The discovery of the spill was the result of soil testing done when the tank was removed from the parking lot. The district removed approximately 25 underground tanks during the summers of 2000 and 2001, replacing them with 500-gallon, double-walled, above-ground steel tanks with protective spill guards. Each tank removal cost the district around $6,000, and the total cost of replacing the tanks will be no more than $200,000, Floyd said. Two of the sites did not receive new tanks, instead the district had them hooked up to the natural gas pipeline -- an even cheaper alternative to the above-ground tanks. The district changed over the tanks to comply with federal EPA regulations.
"Soil testing was done at all sites," Floyd said.

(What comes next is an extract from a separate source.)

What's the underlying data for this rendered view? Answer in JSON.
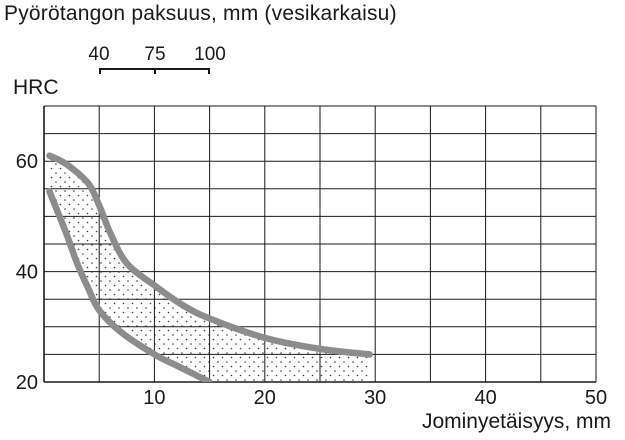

The Su-Valley spill was the only one detected during the change-over. Only schools that do not have access to natural gas continue to use any type of fuel tanks.
The $20,000 will be used to hire a qualified contractor to remove the soil for disposal and remediation, a purifying process to remove the contaminates. If the bond package does not come to be, the district plans on finding other ways to pay for the removal of the soil.